- Born: 1945-46 San Salvador
- Education: University of El Salvador University of Salford
- Occupation: Engineer

= René Núñez Suárez =

Salvadorean engineer

René Núñez Suárez (born 1945–46) is a Salvadoran engineer who created the "turbococina" (turbo-cooker), a type of kitchen with low energy consumption that aims to reduce fuelwood consumption by around 95%.

== Invention ==
In the mid-1990s, Francisco Serrano persuaded Núñez to write a chapter about El Salvador's energy resources in the Baccalaureate book Historia natural y ecología de El Salvador (Natural History and Ecology of El Salvador).

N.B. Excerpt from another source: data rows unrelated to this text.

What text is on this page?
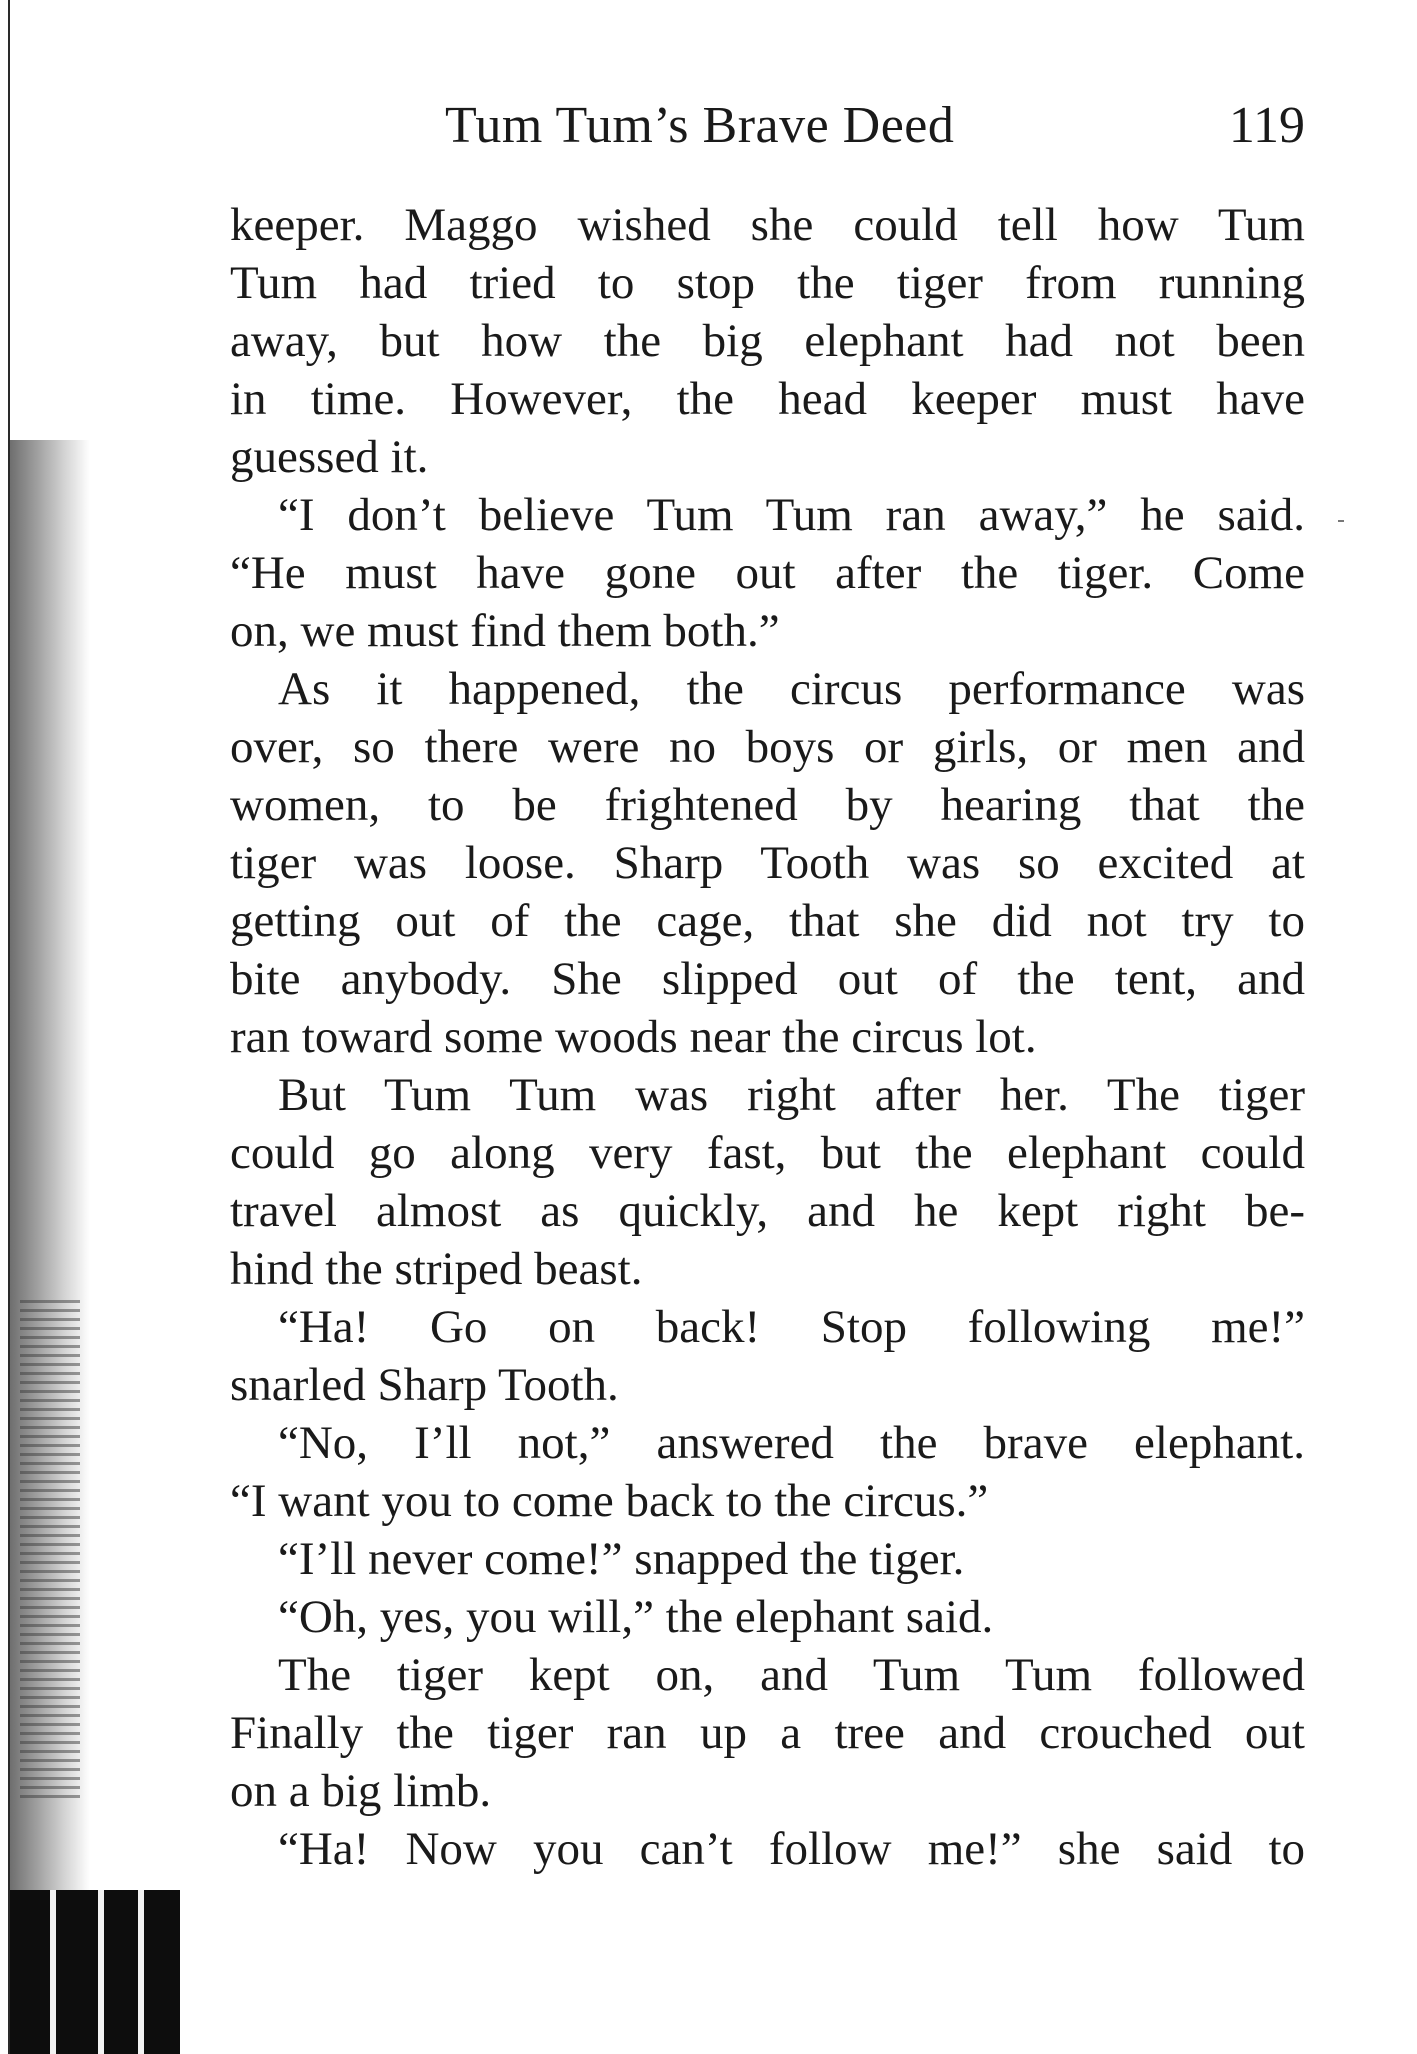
Tum Tum’s Brave Deed	119
keeper. Maggo wished she could tell how Tum
Tum had tried to stop the tiger from running
away, but how the big elephant had not been
in time. However, the head keeper must have
guessed it.
“I don’t believe Tum Tum ran away,” he said.
“He must have gone out after the tiger. Come
on, we must find them both.”
As it happened, the circus performance was
over, so there were no boys or girls, or men and
women, to be frightened by hearing that the
tiger was loose. Sharp Tooth was so excited at
getting out of the cage, that she did not try to
bite anybody. She slipped out of the tent, and
ran toward some woods near the circus lot.
But Tum Tum was right after her. The tiger
could go along very fast, but the elephant could
travel almost as quickly, and he kept right be-
hind the striped beast.
“Ha! Go on back! Stop following me!”
snarled Sharp Tooth.
“No, I’ll not,” answered the brave elephant.
“I want you to come back to the circus.”
“I’ll never come!” snapped the tiger.
“Oh, yes, you will,” the elephant said.
The tiger kept on, and Tum Tum followed
Finally the tiger ran up a tree and crouched out
on a big limb.
“Ha! Now you can’t follow me!” she said to
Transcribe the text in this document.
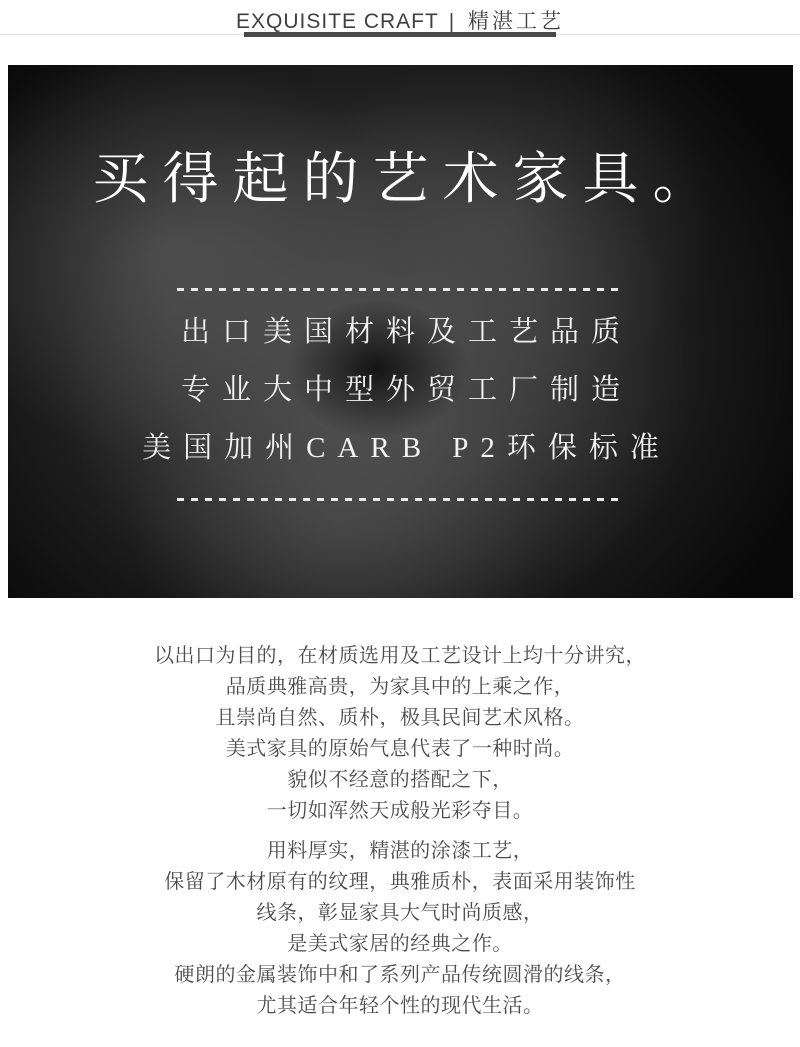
EXQUISITE CRAFT | 精湛工艺
买得起的艺术家具。
出口美国材料及工艺品质
专业大中型外贸工厂制造
美国加州CARB P2环保标准
以出口为目的，在材质选用及工艺设计上均十分讲究，
品质典雅高贵，为家具中的上乘之作，
且崇尚自然、质朴，极具民间艺术风格。
美式家具的原始气息代表了一种时尚。
貌似不经意的搭配之下，
一切如浑然天成般光彩夺目。
用料厚实，精湛的涂漆工艺，
保留了木材原有的纹理，典雅质朴，表面采用装饰性
线条，彰显家具大气时尚质感，
是美式家居的经典之作。
硬朗的金属装饰中和了系列产品传统圆滑的线条，
尤其适合年轻个性的现代生活。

When he finished writing the chapter, Núñez realized that "firewood was the most important energy resource in the country". After doing several investigations, Núñez concluded no one had treated the problem of firewood consumption, and incorporated his findings to create an appliance that was simple, economic, and minimized the consumption of firewood. He completed it in 1997 and called it the turbococina.

The turbococina consists of a stainless steel cylinder that has ten air injectors, two electric fans, and a steel plate that regulates the inlet and outlet of air. It has a pressurized combustion system where the heat produced is administered to a single point to minimize the use of firewood in the country by 95%. Its development cost around one million dollars.

== Recognition ==
Núñez obtained international recognition for his invention and was invited to the United Nations Climate Change Convention for the presentation of his turbococina.

In 1999, he was awarded by the National Registration Center in the 1st National Inventors Contest for the invention of the turbococina.

In 2002, Núñez was awarded in New Delhi with the Leadership in Climate Technology 2002 award, granted by the Climate Technology Initiative during the United Nations Framework Convention on Climate Change. On November 7, he was recognized by the Legislative Assembly of El Salvador as "Most Deserving Son of El Salvador" for "his outstanding scientific and investigative career, developing turbo combustion or low-temperature combustion, which is considered a significant discovery for the benefit of humanity".

In November 2011, Núñez was one of nine finalists for the Launch 2011 Energy Innovators, organized by USAID, the United States Department of State, and NASA.

== Awards and nominations ==
- 1999: Prize awarded by the National Registry Center of El Salvador.
- 2002: Leadership in Climate Technology 2002 Award, awarded by the United Nations.
- 2002: "Most Deserving Son of El Salvador" Distinction, awarded by the Legislative Assembly of El Salvador.
- 2008: Innovatium Praemium Award, from the PROInnova program, from FUSADES.
- 2011: He was nominated in the Launch 2011 Energy Innovators, organized by USAID, the United States Department of State and NASA.